Medical image segmentation remains challenging due to the high cost of pixel-level annotations for training. In the context of weak supervision, clinician gaze data captures regions of diagnostic interest; however, its sparsity limits its use for segmentation. In contrast, vision-language models (VLMs) provide semantic context through textual descriptions but lack the explanation precision required. Recognizing that neither source alone suffices, we propose a teacher-student framework that integrates both gaze and language supervision, leveraging their complementary strengths. Our key insight is that gaze data indicates where clinicians focus during diagnosis, while VLMs explain why those regions are significant. To implement this, the teacher model first learns from gaze points enhanced by VLM-generated descriptions of lesion morphology, establishing a foundation for guiding the student model. The teacher then directs the student through three strategies: (1) Multi-scale feature alignment to fuse visual cues with textual semantics; (2) Confidence-weighted consistency constraints to focus on reliable predictions; (3) Adaptive masking to limit error propagation in uncertain areas.

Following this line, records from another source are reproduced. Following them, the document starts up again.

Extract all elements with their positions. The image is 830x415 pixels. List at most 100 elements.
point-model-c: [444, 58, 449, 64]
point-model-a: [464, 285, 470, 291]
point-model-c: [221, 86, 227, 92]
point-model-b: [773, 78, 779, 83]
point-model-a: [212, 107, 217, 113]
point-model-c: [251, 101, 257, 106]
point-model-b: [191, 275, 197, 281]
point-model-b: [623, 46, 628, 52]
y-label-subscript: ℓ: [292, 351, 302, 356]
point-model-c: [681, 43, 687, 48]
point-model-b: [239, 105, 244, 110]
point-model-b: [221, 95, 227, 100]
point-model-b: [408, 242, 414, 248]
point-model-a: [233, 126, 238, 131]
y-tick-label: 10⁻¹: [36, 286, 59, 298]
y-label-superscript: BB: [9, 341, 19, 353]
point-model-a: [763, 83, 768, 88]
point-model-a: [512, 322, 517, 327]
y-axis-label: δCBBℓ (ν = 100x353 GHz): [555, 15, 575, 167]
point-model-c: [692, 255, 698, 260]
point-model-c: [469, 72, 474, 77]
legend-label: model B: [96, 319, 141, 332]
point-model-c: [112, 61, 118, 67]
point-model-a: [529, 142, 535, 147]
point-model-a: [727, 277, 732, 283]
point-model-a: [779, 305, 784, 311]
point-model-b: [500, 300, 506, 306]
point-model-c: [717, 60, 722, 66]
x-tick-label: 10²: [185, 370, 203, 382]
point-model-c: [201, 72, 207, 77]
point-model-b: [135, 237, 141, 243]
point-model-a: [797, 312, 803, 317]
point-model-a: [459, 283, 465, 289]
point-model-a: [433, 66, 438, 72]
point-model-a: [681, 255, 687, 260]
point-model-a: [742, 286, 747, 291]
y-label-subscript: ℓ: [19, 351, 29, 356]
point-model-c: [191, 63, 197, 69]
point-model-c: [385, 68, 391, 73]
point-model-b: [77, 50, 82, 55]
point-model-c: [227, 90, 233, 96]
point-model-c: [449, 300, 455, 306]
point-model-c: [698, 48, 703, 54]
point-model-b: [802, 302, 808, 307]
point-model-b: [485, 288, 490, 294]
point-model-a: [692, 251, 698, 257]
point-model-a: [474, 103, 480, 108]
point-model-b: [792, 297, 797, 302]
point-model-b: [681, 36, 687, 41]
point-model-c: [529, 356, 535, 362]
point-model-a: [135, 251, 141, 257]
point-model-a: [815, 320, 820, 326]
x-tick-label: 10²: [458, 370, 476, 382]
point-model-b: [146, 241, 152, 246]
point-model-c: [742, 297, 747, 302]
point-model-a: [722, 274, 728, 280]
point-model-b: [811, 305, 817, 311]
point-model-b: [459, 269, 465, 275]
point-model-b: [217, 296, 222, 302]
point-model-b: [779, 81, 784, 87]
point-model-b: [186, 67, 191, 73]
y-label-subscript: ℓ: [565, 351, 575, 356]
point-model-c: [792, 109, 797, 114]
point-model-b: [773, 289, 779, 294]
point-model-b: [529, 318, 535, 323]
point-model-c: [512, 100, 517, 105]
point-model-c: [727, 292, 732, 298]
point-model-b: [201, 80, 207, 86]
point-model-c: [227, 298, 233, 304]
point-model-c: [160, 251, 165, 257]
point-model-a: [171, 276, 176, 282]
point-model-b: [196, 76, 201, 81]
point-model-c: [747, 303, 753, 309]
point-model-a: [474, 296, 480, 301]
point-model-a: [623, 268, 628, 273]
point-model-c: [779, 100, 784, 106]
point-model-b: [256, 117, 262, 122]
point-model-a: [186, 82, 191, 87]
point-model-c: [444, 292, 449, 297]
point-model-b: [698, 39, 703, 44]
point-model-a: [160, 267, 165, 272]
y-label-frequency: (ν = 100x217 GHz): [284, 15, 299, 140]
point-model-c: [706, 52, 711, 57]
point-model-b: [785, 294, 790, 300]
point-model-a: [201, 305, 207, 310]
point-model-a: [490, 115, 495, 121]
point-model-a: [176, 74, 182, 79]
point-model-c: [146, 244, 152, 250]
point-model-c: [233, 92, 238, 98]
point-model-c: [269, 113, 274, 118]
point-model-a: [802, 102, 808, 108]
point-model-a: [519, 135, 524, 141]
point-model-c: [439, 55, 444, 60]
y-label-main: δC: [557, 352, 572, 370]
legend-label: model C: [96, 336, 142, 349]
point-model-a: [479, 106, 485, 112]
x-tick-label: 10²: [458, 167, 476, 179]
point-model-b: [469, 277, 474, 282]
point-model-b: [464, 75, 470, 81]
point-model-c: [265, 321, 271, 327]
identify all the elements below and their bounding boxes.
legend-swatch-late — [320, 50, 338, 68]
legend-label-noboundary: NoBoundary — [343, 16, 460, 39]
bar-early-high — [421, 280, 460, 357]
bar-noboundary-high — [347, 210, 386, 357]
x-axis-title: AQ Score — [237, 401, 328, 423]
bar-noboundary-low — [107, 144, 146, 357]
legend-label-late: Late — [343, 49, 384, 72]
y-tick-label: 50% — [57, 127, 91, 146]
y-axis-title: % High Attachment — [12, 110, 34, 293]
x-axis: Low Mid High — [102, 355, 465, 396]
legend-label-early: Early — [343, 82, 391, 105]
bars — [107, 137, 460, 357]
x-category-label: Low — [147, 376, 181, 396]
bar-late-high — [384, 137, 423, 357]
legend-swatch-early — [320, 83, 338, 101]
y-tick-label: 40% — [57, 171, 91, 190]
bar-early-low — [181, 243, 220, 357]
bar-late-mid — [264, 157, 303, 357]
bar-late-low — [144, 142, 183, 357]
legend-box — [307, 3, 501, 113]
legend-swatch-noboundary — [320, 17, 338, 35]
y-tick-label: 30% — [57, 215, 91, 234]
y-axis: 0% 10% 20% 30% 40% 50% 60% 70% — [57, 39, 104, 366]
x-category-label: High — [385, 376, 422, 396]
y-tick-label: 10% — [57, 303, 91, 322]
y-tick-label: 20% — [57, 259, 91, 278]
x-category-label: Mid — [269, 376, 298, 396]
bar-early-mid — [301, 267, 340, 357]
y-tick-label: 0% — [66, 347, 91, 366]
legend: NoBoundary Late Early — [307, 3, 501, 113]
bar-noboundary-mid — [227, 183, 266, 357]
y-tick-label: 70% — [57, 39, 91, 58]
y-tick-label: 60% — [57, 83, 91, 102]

Experiments on the Kvasir-SEG, NCI-ISBI, and ISIC datasets show that our method achieves Dice scores of 80.78%, 80.53%, and 84.22%, respectively-improving 3-5% over gaze baselines without increasing the annotation burden. By preserving correlations among predictions, gaze data, and lesion descriptions, our framework also maintains clinical interpretability. This work illustrates how integrating human visual attention with AI-generated semantic context can effectively overcome the limitations of individual weak supervision signals, thereby advancing the development of deployable, annotation-efficient medical AI systems. Code is available at: https://github.com/jingkunchen/FGI.

Figures (4)

• Figure 1: Schematic of the proposed gaze- and language-guided teacher–student framework. A VLM generates a structured explanation (location, boundary, characteristics, area, confidence) whose text embedding is fused with image features in the Teacher via Cross-Modal Attention (Sec. III-A). Gaze points are smoothed/thresholded to produce a high-confidence mask $M_{hc}$ and a broad-coverage mask $M_{bc}$ (Sec. III-A). Teacher$\rightarrow$Student feature-level distillation operates at stages $k{=}1\ldots4$, with the Angular Feature Consistency loss $\mathcal{L}_{AFC}$ aligning intermediate representations. Supervision uses $\mathcal{L}_{pCE}(M_{hc})$ and $\mathcal{L}_{CE}(M_{bc})$ (with DARM applied to $M_{bc}$ prior to $\mathcal{L}_{CE}$). The Confidence-aware Weighted Consistency loss$\mathcal{L}_{\mathrm{CWC}} =\mathcal{L}^{\mathrm{pos}}_{\mathrm{cwc}}+\mathcal{L}^{\mathrm{neg}}_{\mathrm{cwc}}$ is computed on the class-wise logits over $(\Omega_{\mathrm{pos}},\Omega_{\mathrm{neg}})$.
• Figure 2: Overview of the losses used in our framework. Left: Angular Feature Consistency ($\mathcal{L}_{\mathrm{AFC}}$) aligns intermediate features between the teacher and the student. Middle: Confidence-aware Weighted Consistency ($\mathcal{L}_{\mathrm{CWC}}$) regularizes predictions on confident positive/negative regions. Right: Supervision terms---the teacher uses partial cross-entropy ($\mathcal{L}_{\mathrm{pCE}}$) on high-confidence mask ($\mathbf{M}_{\mathrm{hc}}$), while the student uses cross-entropy ($\mathcal{L}_{\mathrm{CE}}$) on broad-coverage masks ($\mathbf{M}_{\mathrm{bc}}$) with disagreement-aware random masking (DRAM).
• Figure 3: Schematic illustration of using a large vision–language model to generate fixed-format textual descriptions.
• Figure 4: Qualitative comparison on three benchmarks. Rows correspond to Kvasir-SEG, NCI-ISBI, and ISIC. Columns (left to right): Ground Truth (GT), Gaze Map (GM), UNet, TransUNet (TrUNet), nnUNet, GazeMedSeg (GMS), Ours, and the VLM-derived Description. Red overlays indicate gaze fixations and reference boundaries; predicted masks are rendered as semi-transparent overlays for visual comparison. Across representative cases, our method yields more complete lesion coverage and sharper boundary adherence while reducing spurious activations in distractor regions.